Discrètement arrivé dans la matinée, il a salué "la singularité" de la Corse au milieu de la "diversité" de la France. Il a ouvert le grand débat avec 160 maires de l'île, malgré l'absence notable des responsables nationalistes, qui ont boycotté la visite du président.
En introduisant le débat, Emmanuel Macron a loué leur "attachement viscéral au dialogue républicain" qui "parfois s'emporte mais toujours revient". Il a souhaité un "débat libre et utile (...) pour la Corse".
Offensif, l'édile de Pietrosella, Jean-Baptiste Luccioni, a déclaré avoir à la fois "mal vécu" la visite du 6 février 2018 mais "tout autant mal vécu la lettre reçue nous incitant au boycott" du débat.
Si les maires d'Ajaccio ou de Propriano étaient présents, plus de la moitié des 360 maires manquaient, ainsi que les deux hommes forts de l'île, le président du conseil exécutif, Gilles Simeoni, et celui de l'Assemblée de Corse, Jean-Guy Talamoni, au pouvoir depuis 2015.
Frustrés de ne pas obtenir d'avancées sur leur demande d'une autonomie plus large, ils avaient annoncé leur boycott, tandis que la coalition nationaliste Pè a Corsica a organisé une opération "île morte", la première depuis des années, partiellement suivie. Le puissant syndicat des travailleurs corses STC a également appelé à la grève, pour s'opposer au "mépris de l'État français vis-à-vis de la Corse".
Emmanuel Macron décline l'invitation des nationalistes
Gilles Simeoni et Jean-Guy Talamoni avaient invité, mercredi, Emmanuel Macron à s'exprimer devant les élus de l'Assemblée de Corse, ce que le Président a aussitôt refusé, en leur proposant de les rencontrer à Cozzano ou à Paris. Une "rebuffade", selon les nationalistes, qui assurent rechercher eux aussi le dialogue.
Accompagné de la ministre de la Cohésion des Territoires, Jacqueline Gourault, chargée du dossier Corse, Emmanuel Macron veut centrer le débat sur les problèmes quotidiens des habitants, plutôt que sur les revendications jugées "totémiques" des nationalistes : autonomie, langue corse obligatoire jusqu'en terminale ou retour des prisonniers détenus sur le continent.

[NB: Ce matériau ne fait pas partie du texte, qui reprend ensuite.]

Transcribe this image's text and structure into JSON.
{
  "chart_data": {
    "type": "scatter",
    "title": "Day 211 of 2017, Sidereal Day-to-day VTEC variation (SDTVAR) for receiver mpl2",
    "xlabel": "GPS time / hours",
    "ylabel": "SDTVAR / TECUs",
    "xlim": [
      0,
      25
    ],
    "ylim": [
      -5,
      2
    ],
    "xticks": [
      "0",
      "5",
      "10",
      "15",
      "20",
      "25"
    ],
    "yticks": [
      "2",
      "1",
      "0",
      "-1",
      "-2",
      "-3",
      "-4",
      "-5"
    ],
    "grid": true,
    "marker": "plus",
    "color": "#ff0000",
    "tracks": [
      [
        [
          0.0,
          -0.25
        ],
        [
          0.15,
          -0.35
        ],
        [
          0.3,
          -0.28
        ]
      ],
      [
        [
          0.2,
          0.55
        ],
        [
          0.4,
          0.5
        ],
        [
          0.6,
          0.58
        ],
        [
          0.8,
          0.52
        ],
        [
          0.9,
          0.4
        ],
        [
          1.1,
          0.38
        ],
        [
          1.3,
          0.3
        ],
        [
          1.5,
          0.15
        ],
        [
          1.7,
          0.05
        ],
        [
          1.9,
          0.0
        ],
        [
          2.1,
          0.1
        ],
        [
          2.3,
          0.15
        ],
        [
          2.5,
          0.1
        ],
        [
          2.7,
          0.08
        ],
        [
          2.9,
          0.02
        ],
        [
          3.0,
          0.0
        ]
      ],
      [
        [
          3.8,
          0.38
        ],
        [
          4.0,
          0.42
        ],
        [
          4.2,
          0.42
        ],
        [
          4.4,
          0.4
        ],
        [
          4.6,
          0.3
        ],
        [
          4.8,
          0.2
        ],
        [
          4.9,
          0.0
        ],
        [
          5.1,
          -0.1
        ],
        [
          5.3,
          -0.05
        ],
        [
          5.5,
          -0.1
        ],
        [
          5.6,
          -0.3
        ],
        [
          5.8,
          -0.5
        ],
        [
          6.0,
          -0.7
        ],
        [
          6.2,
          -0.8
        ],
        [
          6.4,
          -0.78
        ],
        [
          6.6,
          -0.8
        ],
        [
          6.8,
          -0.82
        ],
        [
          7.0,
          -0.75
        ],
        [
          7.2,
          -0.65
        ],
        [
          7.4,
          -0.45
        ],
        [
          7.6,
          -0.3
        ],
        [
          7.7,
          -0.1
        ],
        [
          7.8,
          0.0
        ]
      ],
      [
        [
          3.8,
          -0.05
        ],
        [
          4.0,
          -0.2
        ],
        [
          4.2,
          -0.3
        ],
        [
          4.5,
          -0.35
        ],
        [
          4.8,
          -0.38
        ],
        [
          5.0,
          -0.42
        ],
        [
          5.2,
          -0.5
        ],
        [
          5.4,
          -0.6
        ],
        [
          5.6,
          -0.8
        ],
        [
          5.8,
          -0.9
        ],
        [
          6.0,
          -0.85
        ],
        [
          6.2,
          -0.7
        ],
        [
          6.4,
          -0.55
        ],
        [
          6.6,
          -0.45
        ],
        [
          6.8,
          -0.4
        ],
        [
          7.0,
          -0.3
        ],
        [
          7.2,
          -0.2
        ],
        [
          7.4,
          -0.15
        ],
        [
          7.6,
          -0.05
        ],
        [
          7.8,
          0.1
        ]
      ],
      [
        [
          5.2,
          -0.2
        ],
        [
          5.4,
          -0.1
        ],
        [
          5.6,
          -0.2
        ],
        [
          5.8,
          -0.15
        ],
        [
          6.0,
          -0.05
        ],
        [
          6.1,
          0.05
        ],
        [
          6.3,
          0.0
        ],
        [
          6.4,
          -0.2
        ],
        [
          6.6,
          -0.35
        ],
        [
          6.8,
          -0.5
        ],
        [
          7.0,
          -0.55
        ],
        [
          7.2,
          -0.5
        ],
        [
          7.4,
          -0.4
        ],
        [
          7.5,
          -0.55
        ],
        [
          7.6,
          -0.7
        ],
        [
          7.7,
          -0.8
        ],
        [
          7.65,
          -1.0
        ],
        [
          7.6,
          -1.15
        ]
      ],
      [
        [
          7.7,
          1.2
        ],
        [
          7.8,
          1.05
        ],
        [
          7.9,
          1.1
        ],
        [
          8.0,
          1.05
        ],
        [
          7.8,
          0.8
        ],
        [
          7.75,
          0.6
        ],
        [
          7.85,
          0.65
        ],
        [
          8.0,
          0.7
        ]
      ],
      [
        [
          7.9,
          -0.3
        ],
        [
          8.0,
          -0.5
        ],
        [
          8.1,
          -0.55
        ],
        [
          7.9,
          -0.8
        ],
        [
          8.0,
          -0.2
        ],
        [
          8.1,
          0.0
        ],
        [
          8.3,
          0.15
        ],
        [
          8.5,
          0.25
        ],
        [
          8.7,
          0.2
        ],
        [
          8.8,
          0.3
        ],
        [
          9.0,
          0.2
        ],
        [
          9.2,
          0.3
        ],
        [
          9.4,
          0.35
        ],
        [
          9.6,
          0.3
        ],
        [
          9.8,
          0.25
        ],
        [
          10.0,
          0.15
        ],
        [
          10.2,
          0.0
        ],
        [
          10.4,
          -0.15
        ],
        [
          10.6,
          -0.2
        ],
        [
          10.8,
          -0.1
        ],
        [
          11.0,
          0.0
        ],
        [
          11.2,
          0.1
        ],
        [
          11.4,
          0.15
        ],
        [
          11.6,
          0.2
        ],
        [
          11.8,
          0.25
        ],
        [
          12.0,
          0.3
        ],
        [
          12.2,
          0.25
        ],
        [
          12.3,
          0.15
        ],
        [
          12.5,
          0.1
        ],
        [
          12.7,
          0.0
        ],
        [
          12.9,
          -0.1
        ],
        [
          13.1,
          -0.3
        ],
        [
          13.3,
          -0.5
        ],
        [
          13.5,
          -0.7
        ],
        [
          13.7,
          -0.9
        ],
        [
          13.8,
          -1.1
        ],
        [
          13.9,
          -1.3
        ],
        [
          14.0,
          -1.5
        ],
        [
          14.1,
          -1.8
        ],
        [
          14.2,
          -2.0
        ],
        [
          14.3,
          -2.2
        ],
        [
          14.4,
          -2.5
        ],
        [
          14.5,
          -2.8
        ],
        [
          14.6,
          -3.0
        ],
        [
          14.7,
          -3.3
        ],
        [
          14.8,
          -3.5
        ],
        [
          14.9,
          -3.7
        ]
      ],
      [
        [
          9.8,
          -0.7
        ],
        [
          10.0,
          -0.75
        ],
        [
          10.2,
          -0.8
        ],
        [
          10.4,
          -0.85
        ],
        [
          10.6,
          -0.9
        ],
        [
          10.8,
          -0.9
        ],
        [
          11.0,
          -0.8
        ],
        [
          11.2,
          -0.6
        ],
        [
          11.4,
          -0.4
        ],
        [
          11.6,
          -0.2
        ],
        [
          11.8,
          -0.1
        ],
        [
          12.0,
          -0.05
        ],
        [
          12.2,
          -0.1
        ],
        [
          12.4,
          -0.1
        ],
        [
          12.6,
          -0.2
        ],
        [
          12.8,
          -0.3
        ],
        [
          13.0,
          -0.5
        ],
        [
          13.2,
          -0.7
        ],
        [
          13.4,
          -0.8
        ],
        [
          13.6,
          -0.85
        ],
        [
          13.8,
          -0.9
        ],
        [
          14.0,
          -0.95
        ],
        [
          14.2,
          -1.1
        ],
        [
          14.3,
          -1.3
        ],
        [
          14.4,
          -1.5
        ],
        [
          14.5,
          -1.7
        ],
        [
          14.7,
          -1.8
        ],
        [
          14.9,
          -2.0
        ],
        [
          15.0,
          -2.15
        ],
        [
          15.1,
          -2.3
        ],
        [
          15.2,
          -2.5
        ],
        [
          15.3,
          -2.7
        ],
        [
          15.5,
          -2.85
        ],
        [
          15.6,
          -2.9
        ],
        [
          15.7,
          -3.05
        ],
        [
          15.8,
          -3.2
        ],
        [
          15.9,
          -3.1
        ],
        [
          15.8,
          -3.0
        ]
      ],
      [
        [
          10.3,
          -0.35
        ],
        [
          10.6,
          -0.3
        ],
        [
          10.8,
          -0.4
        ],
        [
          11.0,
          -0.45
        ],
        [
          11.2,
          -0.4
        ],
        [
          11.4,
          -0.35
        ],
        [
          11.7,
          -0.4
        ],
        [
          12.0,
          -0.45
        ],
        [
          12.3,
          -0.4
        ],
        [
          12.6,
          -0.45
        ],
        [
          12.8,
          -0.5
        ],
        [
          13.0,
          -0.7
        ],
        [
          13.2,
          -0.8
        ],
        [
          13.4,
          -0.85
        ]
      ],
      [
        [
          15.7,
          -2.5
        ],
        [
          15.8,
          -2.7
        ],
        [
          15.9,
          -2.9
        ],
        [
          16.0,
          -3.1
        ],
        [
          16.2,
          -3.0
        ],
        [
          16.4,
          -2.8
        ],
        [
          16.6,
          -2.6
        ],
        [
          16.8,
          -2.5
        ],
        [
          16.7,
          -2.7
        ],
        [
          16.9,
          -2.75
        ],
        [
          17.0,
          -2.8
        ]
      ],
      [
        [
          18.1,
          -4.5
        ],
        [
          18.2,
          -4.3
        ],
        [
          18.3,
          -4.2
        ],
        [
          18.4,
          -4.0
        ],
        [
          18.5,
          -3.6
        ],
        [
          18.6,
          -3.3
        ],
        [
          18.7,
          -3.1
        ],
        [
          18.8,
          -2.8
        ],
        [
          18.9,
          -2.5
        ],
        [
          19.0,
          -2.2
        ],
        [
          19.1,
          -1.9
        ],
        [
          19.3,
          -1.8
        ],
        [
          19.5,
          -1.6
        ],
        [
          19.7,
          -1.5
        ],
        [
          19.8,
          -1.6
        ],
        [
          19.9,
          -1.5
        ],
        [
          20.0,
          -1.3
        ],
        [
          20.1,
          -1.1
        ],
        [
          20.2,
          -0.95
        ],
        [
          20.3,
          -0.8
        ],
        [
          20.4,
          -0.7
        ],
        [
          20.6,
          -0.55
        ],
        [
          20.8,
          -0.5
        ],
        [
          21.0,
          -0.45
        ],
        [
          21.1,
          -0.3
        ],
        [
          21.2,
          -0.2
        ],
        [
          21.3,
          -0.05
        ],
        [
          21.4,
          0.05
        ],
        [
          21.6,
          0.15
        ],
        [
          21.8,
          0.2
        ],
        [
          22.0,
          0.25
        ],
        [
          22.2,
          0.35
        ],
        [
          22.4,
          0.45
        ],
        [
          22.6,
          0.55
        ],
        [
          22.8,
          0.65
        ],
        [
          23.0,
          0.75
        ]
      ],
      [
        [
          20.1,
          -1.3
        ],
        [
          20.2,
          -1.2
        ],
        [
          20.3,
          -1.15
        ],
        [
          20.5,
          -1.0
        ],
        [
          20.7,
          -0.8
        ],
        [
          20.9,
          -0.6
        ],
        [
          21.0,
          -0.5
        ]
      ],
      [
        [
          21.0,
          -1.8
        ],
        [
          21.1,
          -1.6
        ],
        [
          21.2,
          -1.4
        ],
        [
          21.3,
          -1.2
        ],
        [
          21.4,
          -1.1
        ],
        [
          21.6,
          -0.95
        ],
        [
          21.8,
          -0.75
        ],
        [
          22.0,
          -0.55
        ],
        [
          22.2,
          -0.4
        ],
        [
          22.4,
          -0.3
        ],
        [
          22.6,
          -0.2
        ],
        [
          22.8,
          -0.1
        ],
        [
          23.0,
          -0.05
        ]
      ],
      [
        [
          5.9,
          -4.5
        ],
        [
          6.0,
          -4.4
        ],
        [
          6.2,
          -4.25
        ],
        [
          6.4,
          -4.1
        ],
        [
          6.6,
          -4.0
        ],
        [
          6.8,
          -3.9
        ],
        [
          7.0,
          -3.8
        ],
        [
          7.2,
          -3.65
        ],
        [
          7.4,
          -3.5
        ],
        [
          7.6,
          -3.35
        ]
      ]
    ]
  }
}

"Ces prisonniers ne sont que trois : les assassins du préfet Érignac", s'agace l'entourage du président. Emmanuel Macron a déploré ne pas avoir entendu de "regrets" sur l'assassinat du préfet Érignac en 1998 de la part des nationalistes qui risquent de faire "bégayer l'histoire", affirmant que pour lui "les Corses méritent mieux que des guerres de tranchées". Il répondait au maire LREM de Bonifacio, Jean-Charles Orsucci, qui l'avait enjoint à "trouver les mots de paix" et à rétablir le dialogue entre la Corse et l'État. Sinon, "il n'y aura pas de statu quo, Monsieur le président. Nous irons vers des jours noirs", avait-il lancé.
Les dirigeants nationalistes, Gilles Simeoni et Jean-Guy Talamoni, ont jugé "profondément injuste" et "absurde" de la part du président Macron d'invoquer un manque de "regrets" sur l'assassinat du préfet . "Aujourd'hui on va refuser de dialoguer avec nous parce qu'il y a eu l'assassinat du préfet Erignac ? C'est invraisemblable, c'est un argument dépassé qui ne résiste pas à l'examen", a réagi Gilles Simeoni.
Pour la langue corse, Emmanuel Macron avait déjà annoncé qu'elle deviendrait l'une des spécialités à part entière du nouveau baccalauréat. Quant aux institutions, il estime avoir déjà fait une concession majeure en promettant l'inscription de la spécificité corse dans la Constitution.